Yael set me up on a river tour with the nation’s premier watershed management and river restoration expert, Eyal Yaffe. Yaffe and I explored the small Soreq River, which winds through farmland not too far from the city of Rehovot. He has been leading the effort to enhance the river, hoping to transform it from being a straight irrigation ditch into a meandering stream with buffer zones of swales and olive trees. A pragmatist, he readily admitted that this Herculean effort is not a restoration.

Among the obstacles preventing a true rehabilitation: farming to the river’s edge, enormous water supply needs, and strict drainage management (a separate drainage authority is a strong agency here). By the end of the tour, I was impressed by Yaffe’s efforts to provide some life to the Soreq. He has created buffers in many places. He has persuaded farmers to change their drainage patterns to reduce soil loss and sedimentation in the river. He has replaced concrete armoring of near vertical stream banks with gently sloping banks made of riprap that allows some native vegetation to thrive along the banks. Numerous straightened lengths of channel have been replaced with meanders. And ugly concrete monstrosities called flow dissipators have been forsaken for more natural stone waterfalls and pools with downstream riffles and runs.

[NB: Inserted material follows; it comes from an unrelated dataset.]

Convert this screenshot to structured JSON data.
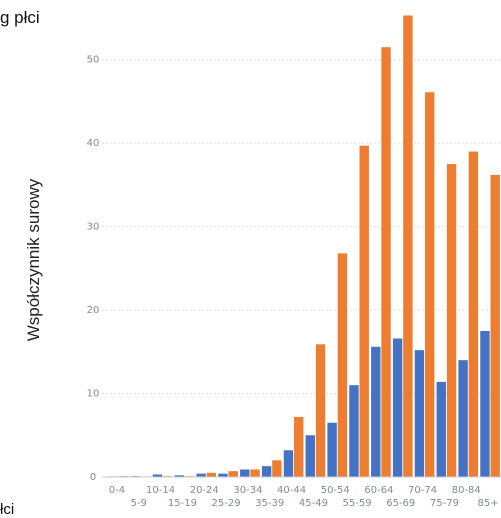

Despite all of these physical improvements, Yaffe knows that the water in the river, nearly black from effluent from Jerusalem, has nitrogen and phosphorus concentrations too high for a healthy river ecosystem. But Yaffe is a patient man and he understands that true restoration is measured in decades, not years.

His passion for watershed management and stream restoration was contagious and consuming. He described efforts to fix Israel’s most polluted river, the Kishon and plans to rehabilitate the Jordan River, which flows to the Sea of Galilee and provides most of Israel’s water supply, as well as a significant portion for the nation of Jordan.

Water quality at these rivers has improved dramatically, but still has a long way to go to reach healthy levels. After spending the afternoon and evening with Yaffe, I couldn’t envision a promising future for Israel’s rivers. Those who want to revive them face constant pressures on such a small water supply, and the relentless needs of farmers, industry and all Israelis and Palestinians. Even Yaffe’s relentless optimism was not enough to give me hope.

The next day, Yael and her husband Tony, took me and my son Jake to Lake Kinneret and the Golan Heights. When I first saw the mighty Jordan River flowing from the algal-bloom impacted Lake Kinneret, my pessimism was affirmed. After all, the lake was pumped far below healthy levels and the consequences of a eutrophied lake were clear.

Above the lake, the Jordan seemed in better shape, but not exactly a healthy river. Not until later that day, as we drove to the border of Lebanon and up the Golan Heights overlooking Syria, did I truly understand the potential for river restoration in Israel.

The upper Jordan is a river. There are riffles, runs and pools. In fact, river rafting has become very popular in the Galilee. Willows and other native plants dot the riverbanks. As we moved closer to the source of the Jordan in the Golan Heights, the river became more wild. The view of the river’s source, the 9,000-foot, snow-capped Mount Hermon, made me realize that Yaffe has cause for optimism. If they can get the upper Jordan restored, then there is hope for the rest of Israel’s rivers.

Success won’t come easily, but nothing ever does in Israel. Clean water laws need to be tightened to protect aquatic life in fresh water. Industrial waste programs must improve. Regulatory frameworks need to be created that foster watershed management rather than prevent it. Sewer infrastructure must be built or replaced and sewage treatment plant improvements are needed. Most importantly, nature needs a place in the water supply equation. As long as people like Eyal Yaffe continue to tirelessly advocate for river protection and lead by example, then Israel’s rivers have a fighting chance.